第一、中・韓が頼りとする日本左翼において、これという論客はもうほとんどいない。
いたとしても大半は逃げてしまっており、発言しなくなってしまっている。
それはそうだ。
日本の左翼が〈祖国〉と崇め奉っていたソ連邦は消え、共産主義を現実化すると称した中華人民共和国の今の〈金銭(ぜに)まみれ〉をありかたく戴いて発言することなどできるわけがない。
と思っていると、いや、日本が悪いのですと、依然としてそう発言するとんでもないのが出てきた。
山崎正和・劇作家の文に、なんと「日本人にとって、選択できる道は一つしかない。たとえ個人的には身に覚えがなくとも、全国民を挙げてかつての被害国に謝罪をつづけることである」原文のママ。『潮』平成25年11月号、25ページ)とある。
もちろん中・韓に対してである。
日本には言論の自由があるので、意見をどう述べようと構わない。
しかし、それを他者に強制することは、あってはならない。
ところ、が、山崎某のこの短い文章において見逃すことのできない強制のことばが、すくなくとも三個ある。

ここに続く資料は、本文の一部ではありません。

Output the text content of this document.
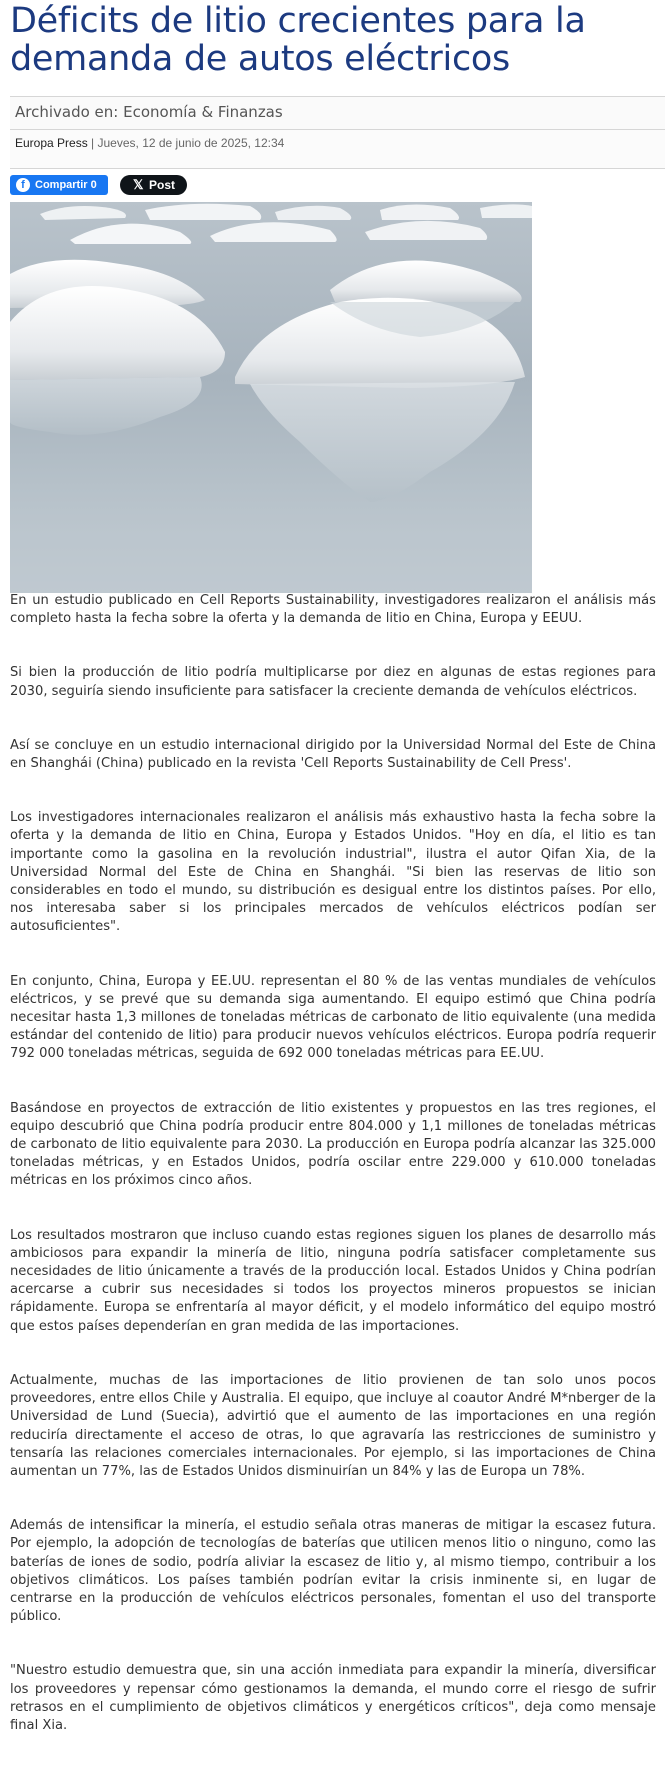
Déficits de litio crecientes para la demanda de autos eléctricos
Archivado en: Economía & Finanzas
Europa Press | Jueves, 12 de junio de 2025, 12:34
f Compartir 0	𝕏 Post

En un estudio publicado en Cell Reports Sustainability, investigadores realizaron el análisis más completo hasta la fecha sobre la oferta y la demanda de litio en China, Europa y EEUU.

Si bien la producción de litio podría multiplicarse por diez en algunas de estas regiones para 2030, seguiría siendo insuficiente para satisfacer la creciente demanda de vehículos eléctricos.

Así se concluye en un estudio internacional dirigido por la Universidad Normal del Este de China en Shanghái (China) publicado en la revista 'Cell Reports Sustainability de Cell Press'.

Los investigadores internacionales realizaron el análisis más exhaustivo hasta la fecha sobre la oferta y la demanda de litio en China, Europa y Estados Unidos. "Hoy en día, el litio es tan importante como la gasolina en la revolución industrial", ilustra el autor Qifan Xia, de la Universidad Normal del Este de China en Shanghái. "Si bien las reservas de litio son considerables en todo el mundo, su distribución es desigual entre los distintos países. Por ello, nos interesaba saber si los principales mercados de vehículos eléctricos podían ser autosuficientes".

En conjunto, China, Europa y EE.UU. representan el 80 % de las ventas mundiales de vehículos eléctricos, y se prevé que su demanda siga aumentando. El equipo estimó que China podría necesitar hasta 1,3 millones de toneladas métricas de carbonato de litio equivalente (una medida estándar del contenido de litio) para producir nuevos vehículos eléctricos. Europa podría requerir 792 000 toneladas métricas, seguida de 692 000 toneladas métricas para EE.UU.

Basándose en proyectos de extracción de litio existentes y propuestos en las tres regiones, el equipo descubrió que China podría producir entre 804.000 y 1,1 millones de toneladas métricas de carbonato de litio equivalente para 2030. La producción en Europa podría alcanzar las 325.000 toneladas métricas, y en Estados Unidos, podría oscilar entre 229.000 y 610.000 toneladas métricas en los próximos cinco años.

Los resultados mostraron que incluso cuando estas regiones siguen los planes de desarrollo más ambiciosos para expandir la minería de litio, ninguna podría satisfacer completamente sus necesidades de litio únicamente a través de la producción local. Estados Unidos y China podrían acercarse a cubrir sus necesidades si todos los proyectos mineros propuestos se inician rápidamente. Europa se enfrentaría al mayor déficit, y el modelo informático del equipo mostró que estos países dependerían en gran medida de las importaciones.

Actualmente, muchas de las importaciones de litio provienen de tan solo unos pocos proveedores, entre ellos Chile y Australia. El equipo, que incluye al coautor André M*nberger de la Universidad de Lund (Suecia), advirtió que el aumento de las importaciones en una región reduciría directamente el acceso de otras, lo que agravaría las restricciones de suministro y tensaría las relaciones comerciales internacionales. Por ejemplo, si las importaciones de China aumentan un 77%, las de Estados Unidos disminuirían un 84% y las de Europa un 78%.

Además de intensificar la minería, el estudio señala otras maneras de mitigar la escasez futura. Por ejemplo, la adopción de tecnologías de baterías que utilicen menos litio o ninguno, como las baterías de iones de sodio, podría aliviar la escasez de litio y, al mismo tiempo, contribuir a los objetivos climáticos. Los países también podrían evitar la crisis inminente si, en lugar de centrarse en la producción de vehículos eléctricos personales, fomentan el uso del transporte público.

"Nuestro estudio demuestra que, sin una acción inmediata para expandir la minería, diversificar los proveedores y repensar cómo gestionamos la demanda, el mundo corre el riesgo de sufrir retrasos en el cumplimiento de objetivos climáticos y energéticos críticos", deja como mensaje final Xia.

すなわち、①「道は一つしかない」、②「全国民」、③「つづけることである」の三者である。
とりわけ「全国民」。
これは一人残らずということだ。
例えば「全国民は交通規制を守らねばならない」というのは問題ない。それは、法の順守の義務づけだからである。
しかし例えば「全国民は恋をしなければならない」などというのは、個人の感情の問題なのであって強制などできない。

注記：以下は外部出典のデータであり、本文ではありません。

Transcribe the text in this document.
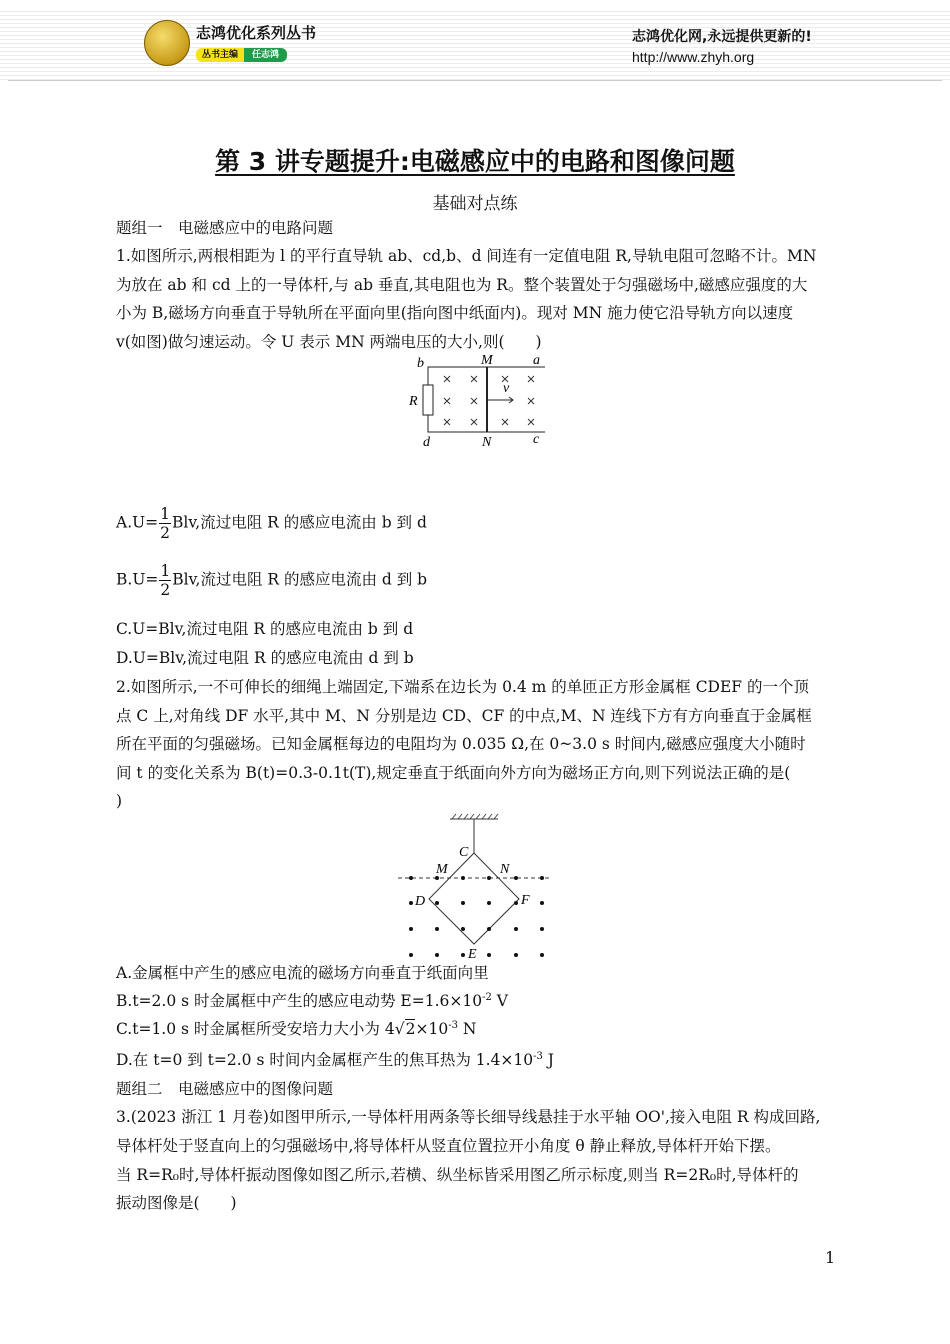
志鸿优化系列丛书
丛书主编	任志鸿
志鸿优化网,永远提供更新的!
http://www.zhyh.org
第 3 讲专题提升:电磁感应中的电路和图像问题
基础对点练
题组一　电磁感应中的电路问题
1.如图所示,两根相距为 l 的平行直导轨 ab、cd,b、d 间连有一定值电阻 R,导轨电阻可忽略不计。MN
为放在 ab 和 cd 上的一导体杆,与 ab 垂直,其电阻也为 R。整个装置处于匀强磁场中,磁感应强度的大
小为 B,磁场方向垂直于导轨所在平面向里(指向图中纸面内)。现对 MN 施力使它沿导轨方向以速度
v(如图)做匀速运动。令 U 表示 MN 两端电压的大小,则(　　)
b	a
M
R
v
d	N	c
$A.U= \frac{1}{2}$ Blv,流过电阻 R 的感应电流由 b 到 d
$B.U= \frac{1}{2}$ Blv,流过电阻 R 的感应电流由 d 到 b
C.U=Blv,流过电阻 R 的感应电流由 b 到 d
D.U=Blv,流过电阻 R 的感应电流由 d 到 b
2.如图所示,一不可伸长的细绳上端固定,下端系在边长为 0.4 m 的单匝正方形金属框 CDEF 的一个顶
点 C 上,对角线 DF 水平,其中 M、N 分别是边 CD、CF 的中点,M、N 连线下方有方向垂直于金属框
所在平面的匀强磁场。已知金属框每边的电阻均为 0.035 Ω,在 0~3.0 s 时间内,磁感应强度大小随时
间 t 的变化关系为 B(t)=0.3-0.1t(T),规定垂直于纸面向外方向为磁场正方向,则下列说法正确的是(
)
C
M	N
D	F
E
A.金属框中产生的感应电流的磁场方向垂直于纸面向里
B.t=2.0 s 时金属框中产生的感应电动势 $E=1.6\times 10^{-2}$ V
C.t=1.0 s 时金属框所受安培力大小为 $4√2\times 10^{-3}$ N
D.在 t=0 到 t=2.0 s 时间内金属框产生的焦耳热为 $1.4\times 10^{-3}$ J
题组二　电磁感应中的图像问题
3.(2023 浙江 1 月卷)如图甲所示,一导体杆用两条等长细导线悬挂于水平轴 OO',接入电阻 R 构成回路,
导体杆处于竖直向上的匀强磁场中,将导体杆从竖直位置拉开小角度 θ 静止释放,导体杆开始下摆。
当 R=R₀时,导体杆振动图像如图乙所示,若横、纵坐标皆采用图乙所示标度,则当 R=2R₀时,导体杆的
振动图像是(　　)
1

けれども山崎某は、「全」という高圧的な見方に立って謝罪せよと言い、それも果てしなく(時効はなく)続けよと述べ、そういう道があるのみと限定しているのである。
それは、俗に言う〈ファシズム〉的発言である。
己れの立場という一つのありかたしか許さないというのであるから。 愚かな話である。
顧みれば、人類の歴史において、加害・被害・抗争・戦争……そうした不幸は絶えずあった。
しかし、そうした不幸も、講和条約あるいはそれに類した条約を結んだあとは、おたがい言い分、が仮にまだあるとしても、それはもう言わないで、両国は新しい友好関係を結びましょう、作りましょうというのが人類の知恵なのである。
その典型が日米関係である。
両国はすさまじい戦争を行った。
たがいに言いたいことは山ほどある。
しかし、日本は敗者としてのいろいろな犠牲を払いつつも、ともあれ講和条約を結び、この条約を結んだあとは、両国は新しく友好関係を結んで今日に至っている。
同様の法的和解を日本は中国や韓国に対して行ってきたのであり、それをもって国家としては過去のことについてお互いもう問わないとするのが、人類の知恵なのである。
その知恵を学ばず生かさず、「個人的には身に覚えがなくとも」謝罪を続けよなどと言うのは、中・韓の回し者のような発言である。
古人曰く、成事(できたこと)は説かず。遂事(すんだこと)は諌(いさ)めず。既往は咎めず、と。